Derechos y Libertades

Josemi Montalbán.

Julio/26.

 

Si algo debe preocuparnos no es una supuesta “orgía de derechos”, sino la persistente tentación de determinados sectores políticos de normalizar la intolerancia, convirtiéndola en ley, en dogma político, moral y social, a pesar del retroceso democrático que ello implica, con un envenenado proyecto de involución social

 

Que en la banda Vox no gustan los avances sociales y sienten aversión hacia los derechos humanos es algo que ya sabíamos, mi estimado Leovigildo. Si algo bueno tiene el rebaño de Abascal es que nunca ha ocultado su profundo miedo a todo aquello que se sale del feudal concepto de España que alimentan en sus mentes primitivas.  

No obstante, me está resultando muy revelador que algunos dirigentes de Vox hayan decidido convertir los derechos humanos en blanco de su absurda y pueblerina crítica, describiendo los avances sociales de las últimas décadas como una “orgía de derechos”, según las manifestaciones de Cristina Grueso, legítima representante ciudadana que ejerce el noble cargo —que le viene enorme— de concejala de Vox en Torrelodones, provincia de Madrid. La expresión no solo es desafortunada; también encierra una concepción profundamente reaccionaria de la democracia, además de constituir toda una declaración de intenciones.
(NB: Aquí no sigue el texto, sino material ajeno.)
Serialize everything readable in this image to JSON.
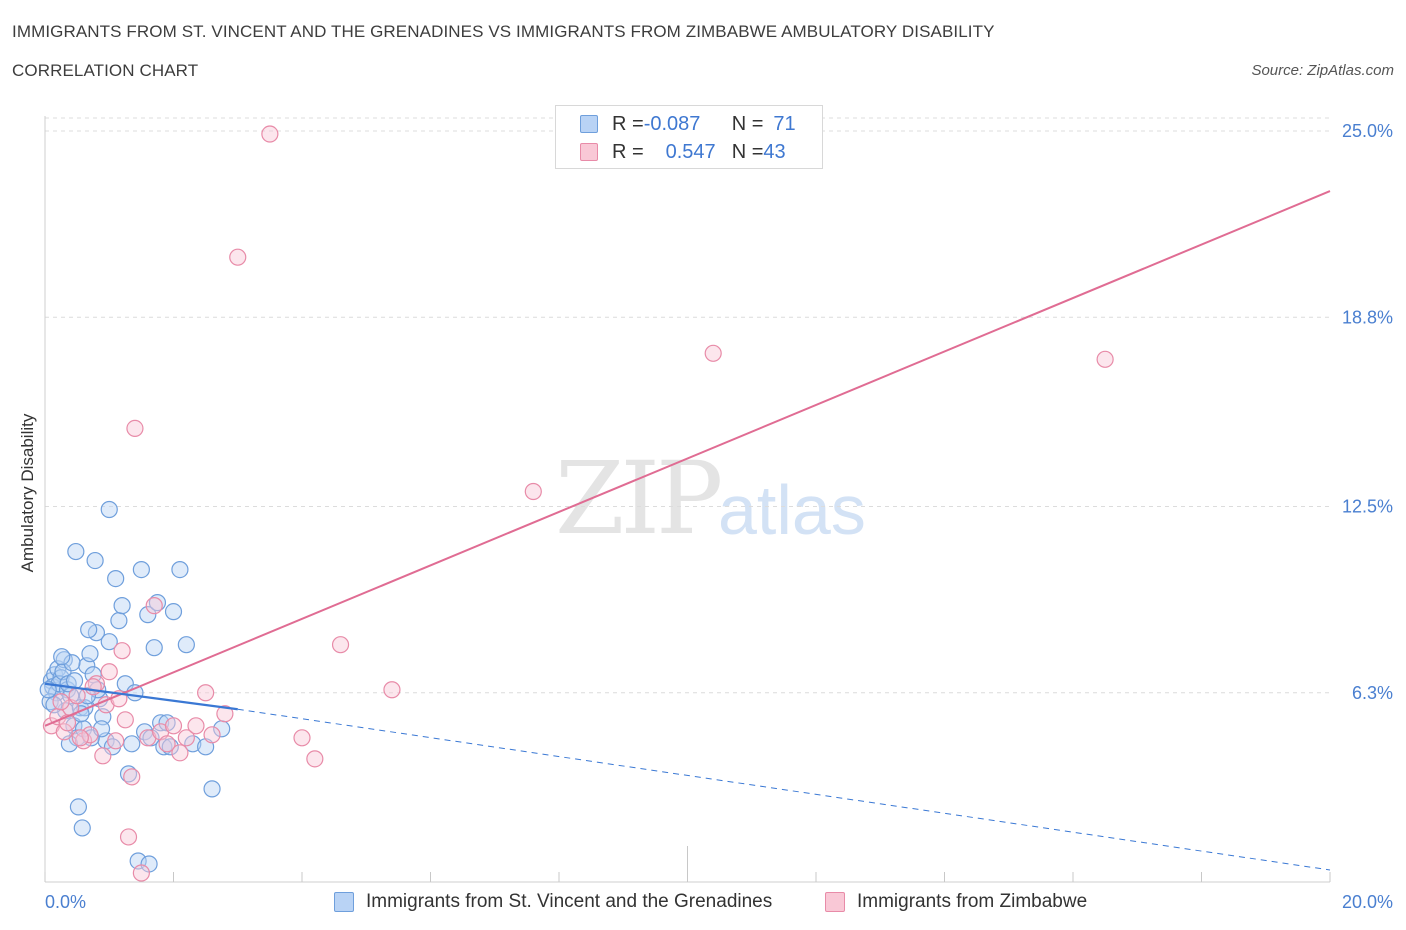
{
  "title_line1": "IMMIGRANTS FROM ST. VINCENT AND THE GRENADINES VS IMMIGRANTS FROM ZIMBABWE AMBULATORY DISABILITY",
  "title_line2": "CORRELATION CHART",
  "source": "Source: ZipAtlas.com",
  "watermark_zip": "ZIP",
  "watermark_atlas": "atlas",
  "legend": {
    "row1": {
      "r_label": "R = ",
      "r_value": "-0.087",
      "n_label": "N = ",
      "n_value": "71"
    },
    "row2": {
      "r_label": "R = ",
      "r_value": "0.547",
      "n_label": "N = ",
      "n_value": "43"
    }
  },
  "bottom_legend": {
    "series1": "Immigrants from St. Vincent and the Grenadines",
    "series2": "Immigrants from Zimbabwe"
  },
  "colors": {
    "blue": "#6f9fdc",
    "blue_fill": "#b9d3f5",
    "blue_line": "#3a78d4",
    "pink": "#e88ba8",
    "pink_fill": "#f9c8d6",
    "pink_line": "#e06c93",
    "tick_text": "#4a7fd0"
  },
  "chart_data": {
    "type": "scatter",
    "title": "IMMIGRANTS FROM ST. VINCENT AND THE GRENADINES VS IMMIGRANTS FROM ZIMBABWE AMBULATORY DISABILITY CORRELATION CHART",
    "xlabel": "",
    "ylabel": "Ambulatory Disability",
    "xlim": [
      0,
      20
    ],
    "ylim": [
      0,
      25.5
    ],
    "x_tick_labels": [
      "0.0%",
      "20.0%"
    ],
    "y_ticks": [
      6.3,
      12.5,
      18.8,
      25.0
    ],
    "y_tick_labels": [
      "6.3%",
      "12.5%",
      "18.8%",
      "25.0%"
    ],
    "grid": true,
    "legend_position": "top-center",
    "series": [
      {
        "name": "Immigrants from St. Vincent and the Grenadines",
        "color": "#6f9fdc",
        "R": -0.087,
        "N": 71,
        "trend": {
          "x": [
            0,
            3.0
          ],
          "y": [
            6.6,
            5.75
          ],
          "dashed_extension": {
            "x": [
              3.0,
              20
            ],
            "y": [
              5.75,
              0.4
            ]
          }
        },
        "points": [
          [
            0.1,
            6.7
          ],
          [
            0.15,
            6.9
          ],
          [
            0.2,
            7.1
          ],
          [
            0.12,
            6.5
          ],
          [
            0.25,
            6.8
          ],
          [
            0.3,
            7.4
          ],
          [
            0.18,
            6.3
          ],
          [
            0.22,
            6.6
          ],
          [
            0.35,
            6.4
          ],
          [
            0.28,
            7.0
          ],
          [
            0.4,
            6.2
          ],
          [
            0.08,
            6.0
          ],
          [
            0.32,
            5.7
          ],
          [
            0.45,
            5.2
          ],
          [
            0.5,
            4.8
          ],
          [
            0.38,
            4.6
          ],
          [
            0.6,
            5.1
          ],
          [
            0.55,
            5.8
          ],
          [
            0.65,
            7.2
          ],
          [
            0.7,
            7.6
          ],
          [
            0.75,
            6.9
          ],
          [
            0.8,
            8.3
          ],
          [
            0.85,
            6.1
          ],
          [
            0.9,
            5.5
          ],
          [
            0.95,
            4.7
          ],
          [
            1.0,
            8.0
          ],
          [
            1.05,
            4.5
          ],
          [
            1.1,
            10.1
          ],
          [
            1.15,
            8.7
          ],
          [
            1.2,
            9.2
          ],
          [
            1.25,
            6.6
          ],
          [
            1.3,
            3.6
          ],
          [
            1.35,
            4.6
          ],
          [
            1.4,
            6.3
          ],
          [
            1.5,
            10.4
          ],
          [
            1.55,
            5.0
          ],
          [
            1.6,
            8.9
          ],
          [
            1.65,
            4.8
          ],
          [
            1.7,
            7.8
          ],
          [
            1.75,
            9.3
          ],
          [
            1.8,
            5.3
          ],
          [
            1.85,
            4.5
          ],
          [
            1.9,
            5.3
          ],
          [
            1.95,
            4.5
          ],
          [
            2.0,
            9.0
          ],
          [
            2.1,
            10.4
          ],
          [
            2.2,
            7.9
          ],
          [
            2.3,
            4.6
          ],
          [
            0.42,
            7.3
          ],
          [
            0.48,
            11.0
          ],
          [
            0.52,
            2.5
          ],
          [
            0.58,
            1.8
          ],
          [
            0.62,
            5.8
          ],
          [
            0.68,
            8.4
          ],
          [
            0.72,
            4.8
          ],
          [
            0.78,
            10.7
          ],
          [
            0.82,
            6.4
          ],
          [
            0.88,
            5.1
          ],
          [
            1.0,
            12.4
          ],
          [
            1.45,
            0.7
          ],
          [
            1.62,
            0.6
          ],
          [
            2.5,
            4.5
          ],
          [
            2.6,
            3.1
          ],
          [
            2.75,
            5.1
          ],
          [
            0.05,
            6.4
          ],
          [
            0.14,
            5.9
          ],
          [
            0.26,
            7.5
          ],
          [
            0.36,
            6.6
          ],
          [
            0.46,
            6.7
          ],
          [
            0.56,
            5.6
          ],
          [
            0.66,
            6.2
          ]
        ]
      },
      {
        "name": "Immigrants from Zimbabwe",
        "color": "#e88ba8",
        "R": 0.547,
        "N": 43,
        "trend": {
          "x": [
            0,
            20
          ],
          "y": [
            5.2,
            23.0
          ]
        },
        "points": [
          [
            0.1,
            5.2
          ],
          [
            0.2,
            5.5
          ],
          [
            0.3,
            5.0
          ],
          [
            0.4,
            5.8
          ],
          [
            0.5,
            6.2
          ],
          [
            0.6,
            4.7
          ],
          [
            0.7,
            4.9
          ],
          [
            0.8,
            6.6
          ],
          [
            0.9,
            4.2
          ],
          [
            1.0,
            7.0
          ],
          [
            1.1,
            4.7
          ],
          [
            1.2,
            7.7
          ],
          [
            1.3,
            1.5
          ],
          [
            1.35,
            3.5
          ],
          [
            1.4,
            15.1
          ],
          [
            1.5,
            0.3
          ],
          [
            1.6,
            4.8
          ],
          [
            1.7,
            9.2
          ],
          [
            1.8,
            5.0
          ],
          [
            1.9,
            4.6
          ],
          [
            2.0,
            5.2
          ],
          [
            2.1,
            4.3
          ],
          [
            2.2,
            4.8
          ],
          [
            2.35,
            5.2
          ],
          [
            2.5,
            6.3
          ],
          [
            2.6,
            4.9
          ],
          [
            2.8,
            5.6
          ],
          [
            3.0,
            20.8
          ],
          [
            3.5,
            24.9
          ],
          [
            4.0,
            4.8
          ],
          [
            4.2,
            4.1
          ],
          [
            4.6,
            7.9
          ],
          [
            5.4,
            6.4
          ],
          [
            7.6,
            13.0
          ],
          [
            10.4,
            17.6
          ],
          [
            16.5,
            17.4
          ],
          [
            0.25,
            6.0
          ],
          [
            0.35,
            5.3
          ],
          [
            0.55,
            4.8
          ],
          [
            0.75,
            6.5
          ],
          [
            0.95,
            5.9
          ],
          [
            1.15,
            6.1
          ],
          [
            1.25,
            5.4
          ]
        ]
      }
    ]
  }
}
Porque, cuando alguien considera excesivos los derechos ajenos, lo que realmente está cuestionando es la igualdad de las personas ante la ley, uno de los pilares de la democracia. 

Durante años, la sociedad española ha avanzado en el reconocimiento de libertades, derechos y garantías para colectivos históricamente discriminados: mujeres, personas migrantes, personas con discapacidad y colectivos LGTBI. No se trata de privilegios ni de concesiones caprichosas de ningún gobierno. Se trata del reconocimiento de derechos fundamentales destinados a proteger la dignidad humana y a garantizar que nadie sea perseguido, humillado o marginado por su condición personal. 
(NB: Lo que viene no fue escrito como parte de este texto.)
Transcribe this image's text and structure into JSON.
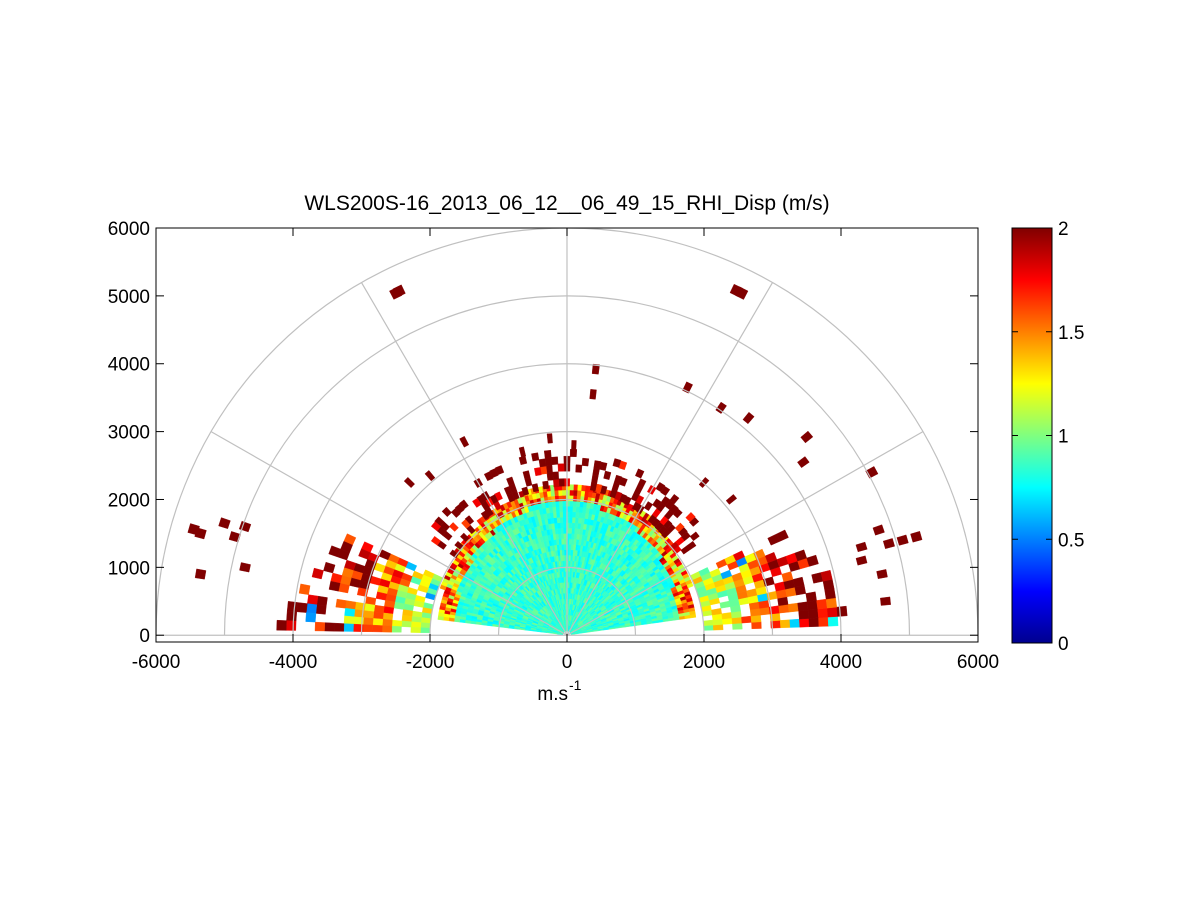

Resulta, mi estimado Leovigildo, ciertamente inquietante escuchar a representantes públicos como el legítimo representante ciudadano Antonio Martínez Nieto, que ejerce el noble cargo —que le viene enorme— de diputado de Vox en la Asamblea Regional de Murcia, aseverar que: "El mayor logro del comunismo ha sido sacar estas conductas —las conductas LGTBI— del catálogo de los trastornos y meterlas en el catálogo de los derechos humanos". Insinuando que los derechos LGTBI no forman parte de los derechos humanos o que su reconocimiento constituye una suerte de extravagancia ideológica de "zurdos" y "desviados". 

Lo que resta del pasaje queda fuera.